I love autumn. I love the cool crisp air like we are having this week-end. I love the golden light of the afternoon as the rays of the sun come subtly from the horizon rather than directly overhead. I love the feeling of melancholy that it provokes in me. I love going for walks and being amazed at the colors of the leaves against the jet blue sky. I love the crunch of the leaves and the spice like aroma of the forest.
When I was in elementary school my Methodist friends and I would walk from Oneonta Elementary School to Lester Memorial UMC on Monday afternoons for choir practice. The sidewalks along the four blocks that we passed were buckled upward by the huge roots of ancient oak trees (made great ramps for biking, but that's a different story). These were water oaks, and the acorns that fell by the thousands were those small round ones that easily burst open when you stomped on them, exposing a pumpkin like orange insides. Like all of autumn, it was a sensory experience, the sounds, the sights, the smells, the feeling of the cold air on the face. The tastes only came in if we stopped at my grandmother's house on the way (right by the first Baptist Church) to see what she had cooking.
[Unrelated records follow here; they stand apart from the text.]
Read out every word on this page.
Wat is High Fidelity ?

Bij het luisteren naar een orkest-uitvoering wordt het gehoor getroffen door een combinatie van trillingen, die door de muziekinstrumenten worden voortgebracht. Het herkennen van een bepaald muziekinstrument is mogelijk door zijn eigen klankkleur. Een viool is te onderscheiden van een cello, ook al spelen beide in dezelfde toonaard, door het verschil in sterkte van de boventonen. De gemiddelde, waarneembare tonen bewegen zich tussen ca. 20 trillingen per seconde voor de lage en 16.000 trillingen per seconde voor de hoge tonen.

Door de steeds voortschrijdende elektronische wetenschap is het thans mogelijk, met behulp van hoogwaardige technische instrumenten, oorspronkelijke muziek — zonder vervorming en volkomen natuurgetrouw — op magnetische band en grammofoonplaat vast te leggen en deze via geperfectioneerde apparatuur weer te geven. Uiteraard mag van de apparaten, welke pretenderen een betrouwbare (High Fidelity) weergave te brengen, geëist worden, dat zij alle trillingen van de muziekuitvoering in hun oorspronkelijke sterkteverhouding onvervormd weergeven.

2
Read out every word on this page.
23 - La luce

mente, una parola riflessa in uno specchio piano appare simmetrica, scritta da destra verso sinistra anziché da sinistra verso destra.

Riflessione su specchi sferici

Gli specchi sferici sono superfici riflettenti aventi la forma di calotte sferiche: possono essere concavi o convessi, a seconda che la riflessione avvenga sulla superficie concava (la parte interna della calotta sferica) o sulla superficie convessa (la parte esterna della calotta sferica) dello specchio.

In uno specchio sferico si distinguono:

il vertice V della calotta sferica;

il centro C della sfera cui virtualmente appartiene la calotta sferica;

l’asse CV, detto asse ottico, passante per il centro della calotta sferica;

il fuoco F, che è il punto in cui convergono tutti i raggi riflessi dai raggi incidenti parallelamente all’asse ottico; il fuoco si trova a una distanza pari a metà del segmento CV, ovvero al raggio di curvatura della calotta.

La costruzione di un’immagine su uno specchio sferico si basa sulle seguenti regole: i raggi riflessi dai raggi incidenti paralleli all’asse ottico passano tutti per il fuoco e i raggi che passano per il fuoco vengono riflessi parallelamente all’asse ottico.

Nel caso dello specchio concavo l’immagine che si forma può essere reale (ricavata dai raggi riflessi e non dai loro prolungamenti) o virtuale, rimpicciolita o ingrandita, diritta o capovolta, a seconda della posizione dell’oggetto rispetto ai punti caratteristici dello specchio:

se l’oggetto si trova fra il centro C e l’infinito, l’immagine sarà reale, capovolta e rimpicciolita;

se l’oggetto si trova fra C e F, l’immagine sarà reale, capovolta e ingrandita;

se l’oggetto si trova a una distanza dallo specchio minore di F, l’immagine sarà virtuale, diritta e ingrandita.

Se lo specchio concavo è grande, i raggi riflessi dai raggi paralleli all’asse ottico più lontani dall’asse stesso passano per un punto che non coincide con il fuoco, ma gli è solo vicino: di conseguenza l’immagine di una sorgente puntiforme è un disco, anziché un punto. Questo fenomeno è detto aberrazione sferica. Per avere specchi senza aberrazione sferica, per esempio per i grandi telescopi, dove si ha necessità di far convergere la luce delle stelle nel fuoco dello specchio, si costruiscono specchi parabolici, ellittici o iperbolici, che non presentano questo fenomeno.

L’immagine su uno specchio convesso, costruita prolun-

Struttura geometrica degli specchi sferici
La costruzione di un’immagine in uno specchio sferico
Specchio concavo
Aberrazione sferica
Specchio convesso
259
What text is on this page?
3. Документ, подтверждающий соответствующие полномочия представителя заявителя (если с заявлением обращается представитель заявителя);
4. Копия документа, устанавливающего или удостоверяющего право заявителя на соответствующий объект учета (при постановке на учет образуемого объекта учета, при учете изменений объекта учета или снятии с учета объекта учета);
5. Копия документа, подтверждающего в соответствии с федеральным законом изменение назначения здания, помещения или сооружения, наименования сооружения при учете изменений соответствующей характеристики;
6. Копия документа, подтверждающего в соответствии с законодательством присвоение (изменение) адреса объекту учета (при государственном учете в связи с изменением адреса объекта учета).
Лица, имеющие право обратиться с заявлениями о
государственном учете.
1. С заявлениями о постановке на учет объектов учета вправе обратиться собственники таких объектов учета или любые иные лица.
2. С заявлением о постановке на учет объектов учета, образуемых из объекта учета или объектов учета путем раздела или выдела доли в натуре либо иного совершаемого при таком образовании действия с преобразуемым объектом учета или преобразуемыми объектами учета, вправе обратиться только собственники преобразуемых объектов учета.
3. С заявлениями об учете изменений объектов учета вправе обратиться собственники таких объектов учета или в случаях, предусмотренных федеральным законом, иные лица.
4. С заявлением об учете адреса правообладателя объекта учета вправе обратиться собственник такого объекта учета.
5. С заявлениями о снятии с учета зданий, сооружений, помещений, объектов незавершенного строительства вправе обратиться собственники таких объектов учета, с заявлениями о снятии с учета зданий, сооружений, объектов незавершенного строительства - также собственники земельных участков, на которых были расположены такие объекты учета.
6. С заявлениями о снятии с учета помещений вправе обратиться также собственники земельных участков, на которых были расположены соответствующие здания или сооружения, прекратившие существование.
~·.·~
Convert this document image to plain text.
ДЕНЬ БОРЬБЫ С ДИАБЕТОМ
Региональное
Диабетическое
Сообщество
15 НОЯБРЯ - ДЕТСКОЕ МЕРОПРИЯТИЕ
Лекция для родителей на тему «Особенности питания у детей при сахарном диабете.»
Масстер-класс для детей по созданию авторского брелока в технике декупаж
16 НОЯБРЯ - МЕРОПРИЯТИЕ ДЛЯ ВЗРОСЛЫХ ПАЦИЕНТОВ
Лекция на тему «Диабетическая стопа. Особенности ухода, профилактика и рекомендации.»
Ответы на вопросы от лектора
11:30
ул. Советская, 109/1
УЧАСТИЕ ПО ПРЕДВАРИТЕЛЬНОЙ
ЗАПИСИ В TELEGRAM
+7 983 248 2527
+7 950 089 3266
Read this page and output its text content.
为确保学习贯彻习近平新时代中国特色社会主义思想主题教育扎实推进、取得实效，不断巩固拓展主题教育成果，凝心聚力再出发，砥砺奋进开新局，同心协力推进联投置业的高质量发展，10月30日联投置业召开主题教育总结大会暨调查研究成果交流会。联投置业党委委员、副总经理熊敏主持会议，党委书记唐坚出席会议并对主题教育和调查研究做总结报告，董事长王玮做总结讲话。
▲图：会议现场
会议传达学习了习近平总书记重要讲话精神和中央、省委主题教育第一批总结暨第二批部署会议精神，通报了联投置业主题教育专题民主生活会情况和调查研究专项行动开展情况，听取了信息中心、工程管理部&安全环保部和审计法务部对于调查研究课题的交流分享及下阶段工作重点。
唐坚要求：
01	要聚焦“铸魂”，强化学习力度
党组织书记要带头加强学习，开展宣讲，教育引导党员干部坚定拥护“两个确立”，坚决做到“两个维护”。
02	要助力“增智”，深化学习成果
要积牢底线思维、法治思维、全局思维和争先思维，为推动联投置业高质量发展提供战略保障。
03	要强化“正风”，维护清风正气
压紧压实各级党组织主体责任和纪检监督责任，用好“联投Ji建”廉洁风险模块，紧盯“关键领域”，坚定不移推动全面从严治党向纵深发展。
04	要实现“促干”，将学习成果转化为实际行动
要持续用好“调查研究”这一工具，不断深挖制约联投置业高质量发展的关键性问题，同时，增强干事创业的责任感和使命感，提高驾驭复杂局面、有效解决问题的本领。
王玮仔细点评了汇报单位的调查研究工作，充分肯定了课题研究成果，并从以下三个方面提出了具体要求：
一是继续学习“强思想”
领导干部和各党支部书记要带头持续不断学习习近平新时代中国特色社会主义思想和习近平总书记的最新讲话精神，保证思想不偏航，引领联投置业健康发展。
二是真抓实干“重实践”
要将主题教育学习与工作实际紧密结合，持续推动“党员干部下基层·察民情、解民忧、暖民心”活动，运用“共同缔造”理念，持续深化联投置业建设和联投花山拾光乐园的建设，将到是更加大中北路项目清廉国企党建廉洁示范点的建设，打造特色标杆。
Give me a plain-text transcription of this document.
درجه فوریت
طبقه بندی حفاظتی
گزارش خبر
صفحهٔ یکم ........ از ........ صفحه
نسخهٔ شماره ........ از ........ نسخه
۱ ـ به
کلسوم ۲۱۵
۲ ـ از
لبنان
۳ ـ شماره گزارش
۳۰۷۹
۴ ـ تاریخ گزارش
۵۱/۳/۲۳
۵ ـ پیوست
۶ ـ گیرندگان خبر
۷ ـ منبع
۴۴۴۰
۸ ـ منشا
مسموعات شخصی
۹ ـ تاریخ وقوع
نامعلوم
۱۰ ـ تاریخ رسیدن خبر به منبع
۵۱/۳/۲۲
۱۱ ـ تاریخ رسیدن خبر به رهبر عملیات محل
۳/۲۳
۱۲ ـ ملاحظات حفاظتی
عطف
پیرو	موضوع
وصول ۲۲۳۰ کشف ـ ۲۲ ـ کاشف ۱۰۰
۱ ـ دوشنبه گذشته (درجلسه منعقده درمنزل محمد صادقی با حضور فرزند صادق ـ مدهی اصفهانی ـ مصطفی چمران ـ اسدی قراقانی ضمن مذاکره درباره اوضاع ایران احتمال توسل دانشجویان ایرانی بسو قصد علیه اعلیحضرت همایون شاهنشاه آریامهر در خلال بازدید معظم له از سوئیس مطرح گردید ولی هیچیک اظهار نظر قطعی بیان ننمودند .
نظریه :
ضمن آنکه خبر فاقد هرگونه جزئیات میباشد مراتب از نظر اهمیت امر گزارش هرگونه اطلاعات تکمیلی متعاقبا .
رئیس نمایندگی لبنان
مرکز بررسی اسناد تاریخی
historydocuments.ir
So I continue to love autumn. But there is that melancholy feeling. This year I entered the season feeling worse than melancholy, so I wasn't sure that I could take autumn this year. Melancholy on top of melancholy might be more than I can handle. I have always seen autumn as an ending, a time when old things die.
But I've been wrong. Things don't die in autumn. The leaves die and eventually return to the soil (especially in my yard, I'm a strong believer in natural mulch). But the leaves are not much more than skin. The acorns that fall and avoid the stomping of young boys contain life. The trees that produce them are not dead, just getting ready to grow another year. Enough growth to crack and buckle concrete. There is no more new life created, it just continues.
The important things, the lasting things, do not die, they just prepare for new growth.
Therein lies my hope. The tree can no more decide to die than we can decide to kill life and love around us. It is just a season. The spring is not really a new beginning, it is an awakening.